Toprak Saha – Aylık retro futbol e-mecmuası
  • Zat-ı Muhteremler
  • An-ı Şahaneler
  • Yad-ı Hafta
  • Fi Maçı
  • Kadim Takımlar
  • Cemiyet Haberleri
  • Malumat Saha
AN-I ŞAHANELER

Fevzi’nin Iskası ve Umut

Sezgin Rızaoğlu · Kasım 2013

Gençti, kalesinde çok iyi maçlar çıkarıyordu ta ki 14 Nisan 2000’e kadar. O gün herkes Fevzi’yi suçladı. Kimileri hariç…

Yıl 2000.. Aylardan Nisan’dı… Oysa bildiğimiz ilkbaharlara hiç benzemiyordu. Nispeten serin bir cumaydı. Sanki o akşam olacakların habercisiydi bu serinlik.

O gün Mustafa, oğlu Umut’u ilk kez maça götürmüştü. Beşiktaş’ın Galatasaray’la oynayacağı derbi maçına… Siyah-beyazlılar, sezona kötü başlamış ama Peter Briegel yönetiminde üst üste 12 maç kazanıp tekrardan şampiyonluğa ortak olmuştu. Rakipleri Galatasaray ise bir taraftan UEFA Kupası’nda yoluna dolu dizgin ilerlerken ligde de  şampiyonluk için en büyük favoriydi. Maç öncesinde Beşiktaş 64 puanla ikinci, sarı kırmızılılar ise 70 puanla liderdi. Durum bu vaziyetteyken 29. hafta gelip çatmış, Dolmabahçe’de tribünler hınca hınç dolmuştu.

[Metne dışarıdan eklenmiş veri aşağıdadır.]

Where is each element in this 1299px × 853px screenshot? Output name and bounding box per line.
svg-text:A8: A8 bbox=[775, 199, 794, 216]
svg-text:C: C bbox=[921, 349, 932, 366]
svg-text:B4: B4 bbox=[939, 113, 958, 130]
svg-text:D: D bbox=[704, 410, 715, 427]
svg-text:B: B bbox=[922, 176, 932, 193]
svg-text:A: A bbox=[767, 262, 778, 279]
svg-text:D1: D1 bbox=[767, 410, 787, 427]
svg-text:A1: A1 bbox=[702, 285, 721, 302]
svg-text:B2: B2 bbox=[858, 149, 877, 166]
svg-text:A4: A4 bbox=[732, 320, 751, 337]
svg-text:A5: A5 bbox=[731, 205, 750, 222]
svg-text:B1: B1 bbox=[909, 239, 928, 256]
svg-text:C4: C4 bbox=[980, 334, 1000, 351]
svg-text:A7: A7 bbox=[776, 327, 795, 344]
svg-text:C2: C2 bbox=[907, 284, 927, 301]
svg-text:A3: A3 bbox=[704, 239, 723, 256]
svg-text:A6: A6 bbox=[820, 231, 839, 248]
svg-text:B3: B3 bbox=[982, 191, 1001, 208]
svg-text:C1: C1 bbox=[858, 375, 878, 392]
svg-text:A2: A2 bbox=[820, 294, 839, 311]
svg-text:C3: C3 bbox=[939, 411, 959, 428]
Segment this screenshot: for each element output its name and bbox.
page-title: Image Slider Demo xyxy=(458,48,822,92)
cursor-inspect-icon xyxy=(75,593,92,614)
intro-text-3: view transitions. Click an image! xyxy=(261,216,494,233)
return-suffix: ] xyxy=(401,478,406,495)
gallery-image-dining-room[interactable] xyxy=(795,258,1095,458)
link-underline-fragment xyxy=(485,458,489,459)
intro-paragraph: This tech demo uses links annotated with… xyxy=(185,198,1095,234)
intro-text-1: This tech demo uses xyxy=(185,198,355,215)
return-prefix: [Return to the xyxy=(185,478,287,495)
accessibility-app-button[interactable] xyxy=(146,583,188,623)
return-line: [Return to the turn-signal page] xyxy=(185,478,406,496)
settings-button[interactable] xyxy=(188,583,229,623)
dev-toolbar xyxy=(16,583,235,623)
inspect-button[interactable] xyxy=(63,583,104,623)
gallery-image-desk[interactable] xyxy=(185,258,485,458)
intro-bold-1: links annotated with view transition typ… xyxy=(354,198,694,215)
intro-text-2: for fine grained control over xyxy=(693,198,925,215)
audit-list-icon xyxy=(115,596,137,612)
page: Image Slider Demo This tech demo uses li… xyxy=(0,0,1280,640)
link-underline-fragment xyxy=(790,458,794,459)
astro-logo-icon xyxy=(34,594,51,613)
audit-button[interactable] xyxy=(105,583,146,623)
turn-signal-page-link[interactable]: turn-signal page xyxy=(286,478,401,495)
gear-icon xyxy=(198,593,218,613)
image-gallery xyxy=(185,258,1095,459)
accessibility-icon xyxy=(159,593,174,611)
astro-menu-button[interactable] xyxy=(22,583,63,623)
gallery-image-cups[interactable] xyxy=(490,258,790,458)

İşte o kalabalığın içinde “Baba, şimdi ne yapıyorlar” dedi küçük Umut. “Tüm futbolcular sahada oğlum, maça hazırlanıyorlar” diye cevapladı Mustafa. Bir an oğluna döndü, onun yüzündeki o tarif edilemez mutluluğu gördü. Sonra, tribünlerdeki seslerin yanında fısıltı kalacak kadar kısık bir sesle, dudaklarından birkaç kelime çıkıverdi; “Keşke sen de görebilseydin bu hayatı oğlum”.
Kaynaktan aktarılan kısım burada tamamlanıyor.